FCC to OMB: "No mas!"

One of the pleasant vestiges of 1980 is the Paperwork Reduction Act, a law intended to curb the excesses of federal regulatory agencies by mandating independent review of all new regulations which impose paperwork burdens on the public.  The idea was that agencies must quantify and justify such burdens before imposing them on regulated industries or the public.  The Office of Management and Budget (OMB) was appointed to be the final checkpoint on the regulatory assembly line to ensure that agencies were not overstepping.  This, of course, was in the era when "big gov’ment" was Public Enemy #1, and "paperwork" was a dirty word. 

There’s obviously been some slippage since 1980 as the FCC has imposed burden after burden on the telecom industries, many of which involve considerable expense and reams of paperwork in the form of periodic reports or record-keeping.  The vast majority of these regs have been rubber-stamped with OMB approval.   (Ironically, the process actually increases the amount of paperwork generated by an agency as part of its justification of the paperwork it is imposing on others.)

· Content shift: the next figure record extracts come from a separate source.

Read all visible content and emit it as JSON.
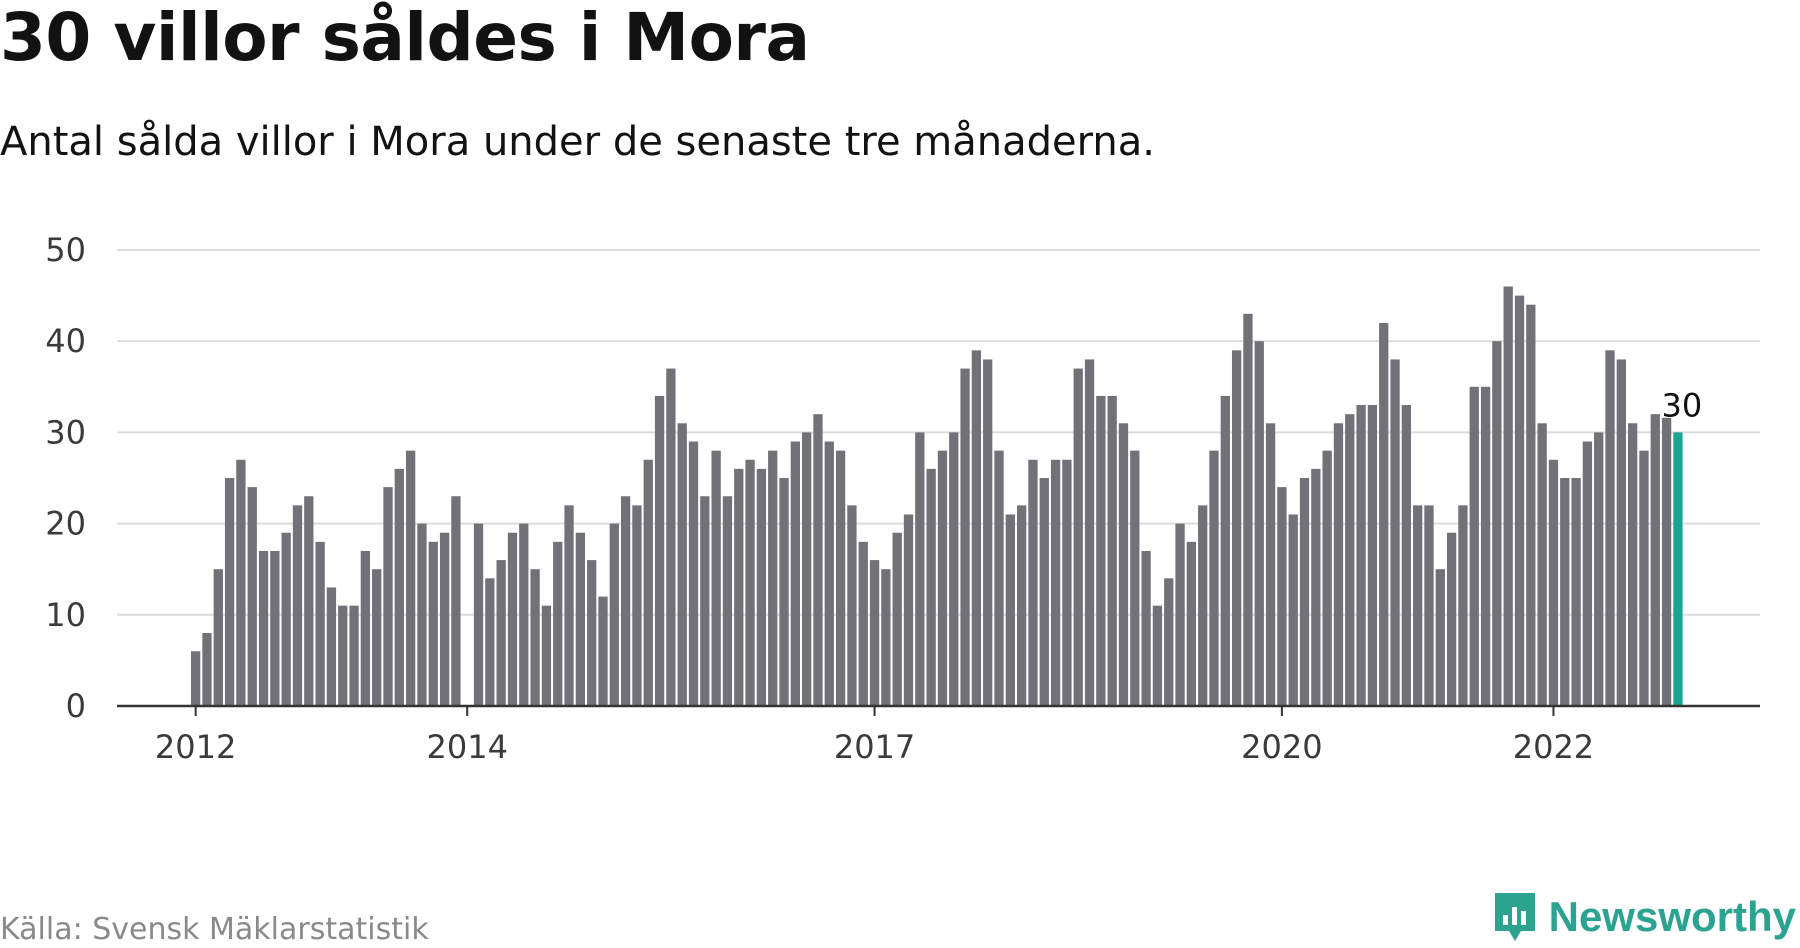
{
  "header": {
    "title": "30 villor såldes i Mora",
    "subtitle": "Antal sålda villor i Mora under de senaste tre månaderna."
  },
  "footer": {
    "source": "Källa: Svensk Mäklarstatistik",
    "logo_text": "Newsworthy",
    "logo_icon": "newsworthy-chart-icon"
  },
  "colors": {
    "bar": "#727178",
    "highlight": "#1ca391",
    "grid": "#dcdcdc",
    "axis": "#333333",
    "brand": "#2ca291"
  },
  "chart_data": {
    "type": "bar",
    "title": "30 villor såldes i Mora",
    "subtitle": "Antal sålda villor i Mora under de senaste tre månaderna.",
    "xlabel": "",
    "ylabel": "",
    "ylim": [
      0,
      50
    ],
    "yticks": [
      0,
      10,
      20,
      30,
      40,
      50
    ],
    "grid": true,
    "x_tick_labels": [
      {
        "label": "2012",
        "index": 0
      },
      {
        "label": "2014",
        "index": 24
      },
      {
        "label": "2017",
        "index": 60
      },
      {
        "label": "2020",
        "index": 96
      },
      {
        "label": "2022",
        "index": 120
      }
    ],
    "values": [
      6,
      8,
      15,
      25,
      27,
      24,
      17,
      17,
      19,
      22,
      23,
      18,
      13,
      11,
      11,
      17,
      15,
      24,
      26,
      28,
      20,
      18,
      19,
      23,
      0,
      20,
      14,
      16,
      19,
      20,
      15,
      11,
      18,
      22,
      19,
      16,
      12,
      20,
      23,
      22,
      27,
      34,
      37,
      31,
      29,
      23,
      28,
      23,
      26,
      27,
      26,
      28,
      25,
      29,
      30,
      32,
      29,
      28,
      22,
      18,
      16,
      15,
      19,
      21,
      30,
      26,
      28,
      30,
      37,
      39,
      38,
      28,
      21,
      22,
      27,
      25,
      27,
      27,
      37,
      38,
      34,
      34,
      31,
      28,
      17,
      11,
      14,
      20,
      18,
      22,
      28,
      34,
      39,
      43,
      40,
      31,
      24,
      21,
      25,
      26,
      28,
      31,
      32,
      33,
      33,
      42,
      38,
      33,
      22,
      22,
      15,
      19,
      22,
      35,
      35,
      40,
      46,
      45,
      44,
      31,
      27,
      25,
      25,
      29,
      30,
      39,
      38,
      31,
      28,
      32,
      31.6,
      30
    ],
    "highlight_index": 131,
    "annotation": {
      "label": "30",
      "index": 131,
      "value": 30
    }
  }
}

That’s why it was satisfying last week to see OMB manfully exercise a rare veto over an FCC rule.

Specifically, the FCC had adopted rules which imposed an obligation on the largest cellular carriers to maintain eight hours of emergency battery back-up at cell sites. (This was a knee-jerk reaction to difficulties encountered during Hurricane Katrina when many cell sites lost electrical power and could not operate for hours or days.)  The rule elicited howls of protest from the affected carriers who challenged the procedures used by the FCC in adopting the rules as well as the enormity of the burden which had rather casually been imposed.

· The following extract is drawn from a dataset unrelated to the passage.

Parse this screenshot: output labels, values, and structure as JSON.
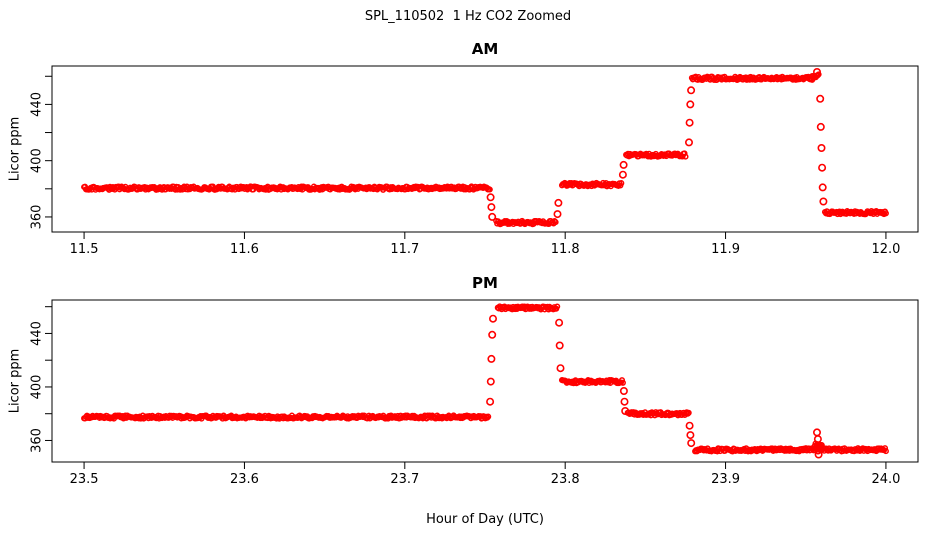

The tenuousness of the FCC position was first confirmed when the reviewing court of appeals granted a stay of the rules — an indication that it considered the appeal to have substantial merit. When it came time for oral argument, the Court suddenly became interested in the Paperwork Reduction Act. Since OMB had not yet signed off on the rules, the court decided that the case was not yet ripe for action.   If OMB ultimately rejected the rules, the Court reasoned, the Court would have wasted its time reviewing the substance of the rules — and courts never decide cases if they don’t have to. The case was therefore remanded to the FCC to await OMB action.  

It turns out that the Court’s reticence was well-founded. OMB did reject the rules as being unjustifiably burdensome. While an agency can contest the OMB’s determination, the FCC has decided not to do so. The rules are therefore ineffective unless and until the FCC revises them and justifies whatever burden is then created.  The FCC has now announced that it is throwing in the towel and going back to the drawing board on these rules, so the world is temporarily safe from battery back-up requirements.

The larger lesson here, though, is that the Paperwork Reduction Act remains a viable, if little used, salient in the public’s thin defenses against the onslaught of federal regulation. This decision may invigorate the industry to aggressively challenge FCC regulations at the OMB level with the hope that somebody over there is now actually listening.